Liberté de religion et port du casque protecteur

Par Lilia Rekkam

3 juillet 2020

Été 2020, vol. 33/2

Au Québec, la discrimination en milieu de travail est interdite. Qu’en est-il toutefois lorsqu’une loi visant à protéger la santé et la sécurité des travailleurs a un effet discriminatoire? La Cour d’appel s’est prononcée sur cette question1, alors que des camionneurs de confession sikhe portant le turban demandaient à être exemptés du port du casque protecteur pour un motif religieux.

Les faits

En 2004, une disposition obligeant les organisations et leurs dirigeants à prendre des mesures pour éviter des blessures corporelles à autrui est ajoutée au Code criminel2. Afin de respecter son obligation d’assurer la santé et la sécurité des travailleurs, en juillet 2005, la Montreal Gateway Terminals (MGT) instaure une politique obligeant le port du casque protecteur à tout individu circulant à pied à l’intérieur des terminaux du port de Montréal. Invoquant que leur religion ne leur permet pas de porter un casque par-dessus leur turban, trois camionneurs de confession sikhe demandent à être exemptés de cette obligation.

La MGT met alors en place une mesure d’accommodement prévoyant que les camionneurs en question demeurent à l’intérieur de leur véhicule pendant que des employés des terminaux effectuent à leur place les tâches requises à l’extérieur du camion. Toutefois, ni l’entreprise ni les camionneurs sikhs ne sont satisfaits de cette mesure d’accommodement. Celle-ci étant non viable d’un point de vue économique et organisationnel, la MGT l’abandonne au bout de trois ans.

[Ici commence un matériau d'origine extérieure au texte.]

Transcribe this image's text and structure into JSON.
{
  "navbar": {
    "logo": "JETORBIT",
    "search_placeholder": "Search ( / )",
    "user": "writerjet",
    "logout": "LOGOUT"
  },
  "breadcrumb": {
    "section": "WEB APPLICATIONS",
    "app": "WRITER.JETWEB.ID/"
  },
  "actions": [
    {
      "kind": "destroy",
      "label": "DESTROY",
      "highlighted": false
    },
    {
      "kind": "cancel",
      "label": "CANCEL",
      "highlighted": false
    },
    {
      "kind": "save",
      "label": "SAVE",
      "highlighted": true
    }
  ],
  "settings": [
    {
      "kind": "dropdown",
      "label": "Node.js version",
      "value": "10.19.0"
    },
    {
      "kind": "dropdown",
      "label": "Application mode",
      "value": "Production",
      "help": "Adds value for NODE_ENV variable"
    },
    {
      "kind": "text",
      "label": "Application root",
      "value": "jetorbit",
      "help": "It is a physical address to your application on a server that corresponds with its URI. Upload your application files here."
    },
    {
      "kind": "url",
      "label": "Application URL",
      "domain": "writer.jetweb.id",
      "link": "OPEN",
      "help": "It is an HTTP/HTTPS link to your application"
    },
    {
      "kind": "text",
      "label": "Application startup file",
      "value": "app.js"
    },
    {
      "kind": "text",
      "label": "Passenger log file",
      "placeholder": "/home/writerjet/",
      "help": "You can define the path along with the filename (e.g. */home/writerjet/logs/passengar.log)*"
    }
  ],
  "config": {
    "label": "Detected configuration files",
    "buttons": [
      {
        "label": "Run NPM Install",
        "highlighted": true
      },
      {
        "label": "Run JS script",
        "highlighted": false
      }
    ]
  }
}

Se prétendant victimes de discrimination fondée sur la religion, les camionneurs portant le turban contestent la politique devant la Cour supérieure3. Ayant été déboutés, ils décident de faire appel de cette décision.

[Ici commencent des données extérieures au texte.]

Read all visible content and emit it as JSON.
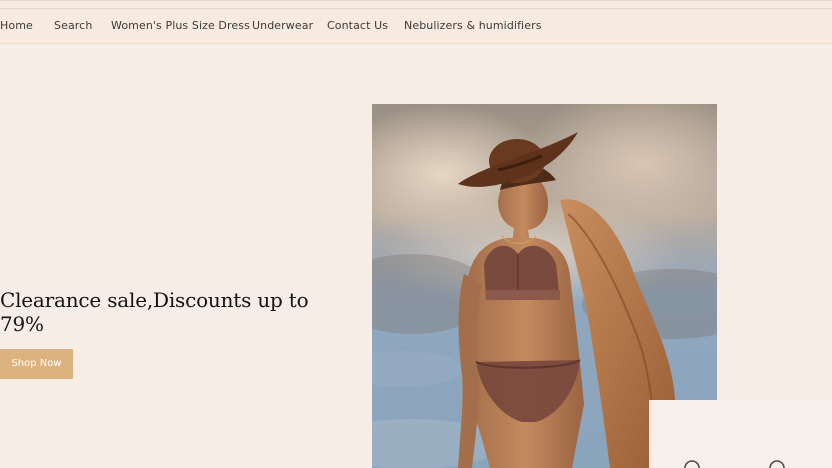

La décision de la cour d’appel

Dans sa décision, la Cour d’appel rejette les moyens d’appel invoqués par les camionneurs, confirmant ainsi le jugement de première instance.

Les appelants prétendent principalement que la Cour supérieure a commis une erreur en concluant que la politique du port obligatoire du casque respecte la Charte des droits et libertés de la personne4 (Charte québécoise). Relativement à cet argument, la Cour d’appel, tout comme la Cour supérieure avant elle, précise qu’il y a bien discrimination en vertu de la Charte québécoise5, puisque la politique affecte l’exercice, en pleine égalité, des droits des appelants à leur liberté de religion. Le tribunal rappelle toutefois qu’une telle atteinte est permise lorsque deux critères sont respectés : l’existence d’un lien rationnel entre l’exigence discriminatoire et l’objectif poursuivi ; et une atteinte minimale au droit6.

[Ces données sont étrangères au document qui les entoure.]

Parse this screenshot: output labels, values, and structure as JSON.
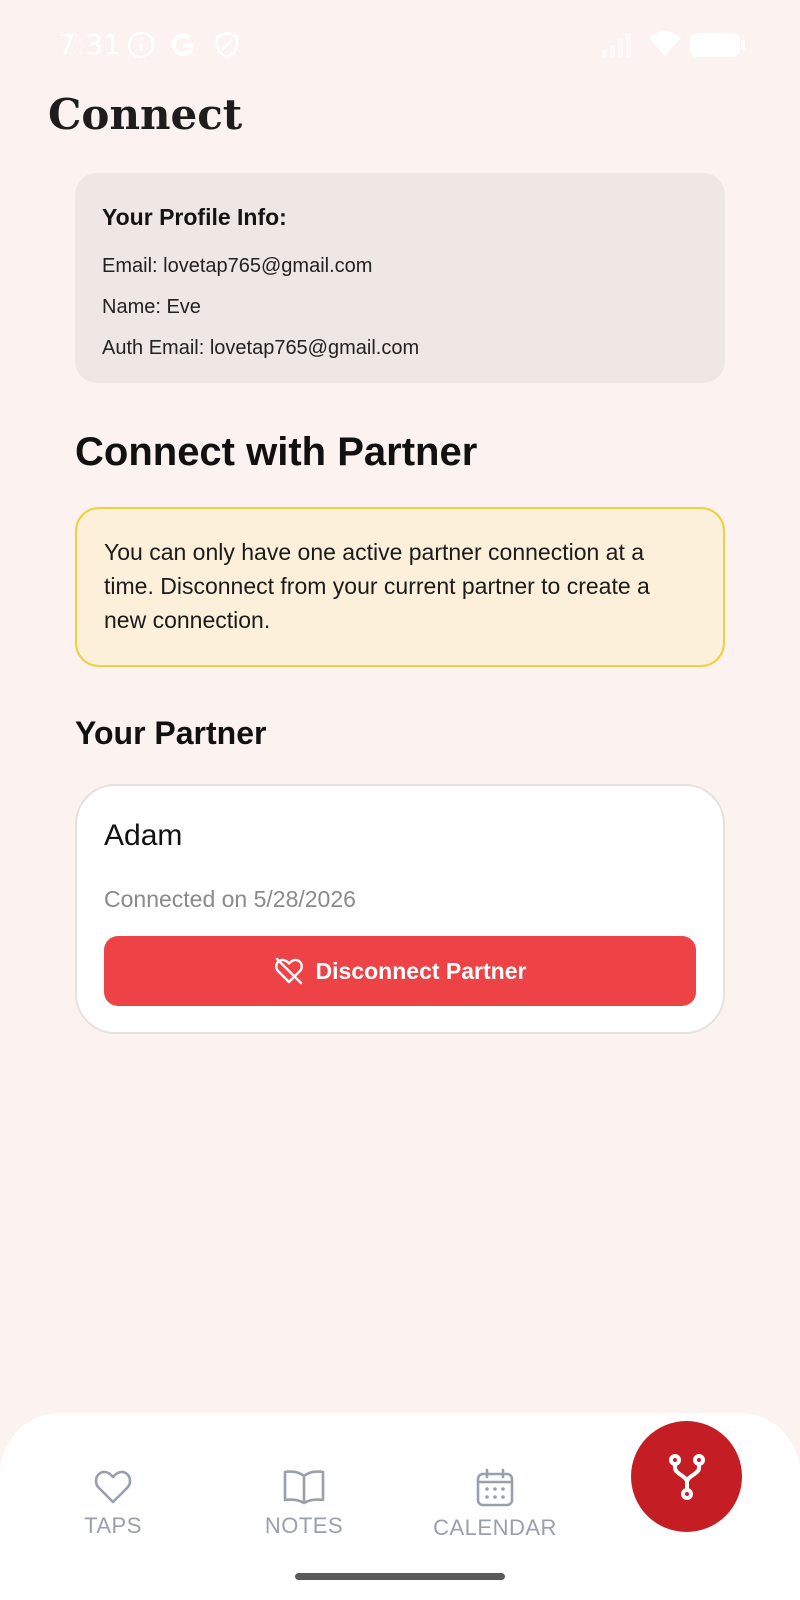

Quant au premier critère, la Cour d’appel estime que le juge de première instance a eu raison de conclure que la politique respecte le critère de proportionnalité de la Charte québécoise, puisqu’il existe un lien rationnel entre l’obligation de porter un casque protecteur et l’objectif de sécurité poursuivi par l’entreprise, le risque d’accident étant réel. De plus, l’atteinte est minimale, puisque la politique de la MGT n’oblige pas les camionneurs à retirer leur turban, mais seulement à porter un casque par-dessus, et ce, uniquement lorsqu’ils sont à l’extérieur de leur camion. Également, un expert en sikhisme a témoigné que personne ne serait exclu de la religion sikhe pour avoir porté un casque sur son turban.

En tenant compte des effets préjudiciables et bénéfiques de la politique, des risques propres à un environnement de travail industriel et des obligations légales en matière de santé et sécurité du travail, la Cour d’appel termine en disant que le juge de la Cour supérieure a eu raison de conclure que « l’objectif de sécurité des milieux de travail prévalait sur les effets préjudiciables temporaires à la liberté de religion7 ».

  1. Singh c. Montreal Gateway Terminals Partnership, 2019 QCCA 1494.
  2. L.R.C. (1985), c. C-46, art. 217.1.
  3. Singh c. Montreal Gateway Terminals Partnership, 2016 QCCS 4521.
  4. RLRQ, c. C-12.
  5. Ibid., art. 3 et 10.
  6. Ford c. Québec (Procureur général), [1988] 2 R.C.S. 712, par. 18.
  7. Supra note 1, par. 43.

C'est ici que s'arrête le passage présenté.